Don’t blame globalization

Global Factors and Trend Inflation
Published January 2018
Available on the Bank for International Settlements website

Globalization may be reshaping the global economy, but it isn’t determining inflation trends in many developed nations, based on this new Bank for International Settlements research. Looking at five countries with inflation-targeting central banks, Gunes  Kamber and Benjamin Wong determine that while global shocks help to account for short-term deviations from goal – a fact accounted for in large part by commodity price swings – “they play only a marginal role in driving trend inflation.” Because central banks look through short-term fluctuations and focus on trend, that means they don’t need to account for the global influences.

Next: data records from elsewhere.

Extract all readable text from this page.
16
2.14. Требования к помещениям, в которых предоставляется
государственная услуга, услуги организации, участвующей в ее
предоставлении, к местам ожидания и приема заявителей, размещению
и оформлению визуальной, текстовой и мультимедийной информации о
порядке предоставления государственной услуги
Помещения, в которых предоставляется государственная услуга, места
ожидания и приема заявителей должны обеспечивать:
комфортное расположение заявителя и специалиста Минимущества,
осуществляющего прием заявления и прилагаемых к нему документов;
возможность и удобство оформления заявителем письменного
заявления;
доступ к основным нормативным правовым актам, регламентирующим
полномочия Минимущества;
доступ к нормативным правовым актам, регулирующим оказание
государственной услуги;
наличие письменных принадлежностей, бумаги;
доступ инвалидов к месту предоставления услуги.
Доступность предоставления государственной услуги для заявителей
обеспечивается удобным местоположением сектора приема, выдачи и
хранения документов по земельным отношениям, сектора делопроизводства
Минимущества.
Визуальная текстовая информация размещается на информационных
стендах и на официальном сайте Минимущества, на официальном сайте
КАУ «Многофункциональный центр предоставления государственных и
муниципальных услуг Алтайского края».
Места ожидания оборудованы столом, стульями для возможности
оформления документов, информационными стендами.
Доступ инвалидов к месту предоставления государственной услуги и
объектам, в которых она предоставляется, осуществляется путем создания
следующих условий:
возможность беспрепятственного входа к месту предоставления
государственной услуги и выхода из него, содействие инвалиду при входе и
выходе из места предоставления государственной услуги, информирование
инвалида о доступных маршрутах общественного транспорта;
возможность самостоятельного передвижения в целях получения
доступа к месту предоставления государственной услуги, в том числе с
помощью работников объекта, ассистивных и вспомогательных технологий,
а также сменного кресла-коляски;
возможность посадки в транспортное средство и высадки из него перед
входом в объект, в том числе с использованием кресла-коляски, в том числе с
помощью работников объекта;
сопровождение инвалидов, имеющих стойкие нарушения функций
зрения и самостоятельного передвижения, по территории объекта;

Importantly, the result doesn’t hold when applied to a group of Asian economies, which have varying monetary policy approaches. There, global factors matter for trend inflation – suggesting that inflation targeting itself may be behind the relative insensitivity.

Rich equities

Valuation Ratios for Households and Businesses
Published Jan. 8, 2018
Available on the San Francisco Fed website

Stock prices might be getting a little out of hand, at least by one metric. Analysts at the San Francisco Fed apply John Campbell and Robert Shiller’s cyclically adjusted price-to-earnings ratio to gauge the outlook for equity market returns, and find that it’s looking a little rich right now. The ratio is above 30 today, way higher than its historical average of about 17. That would predict that stock prices won’t grow at all over the next decade (you read that right), but there are reasons to doubt its validity as a signal. First off, low interest rates mean that future earnings are discounted less, suggesting asset prices should be higher. Volatility has also been low, explaining some of the run-up, and earnings measures that average over the last 10 years capture the weak recession years, so the denominator may look inaccurately glum.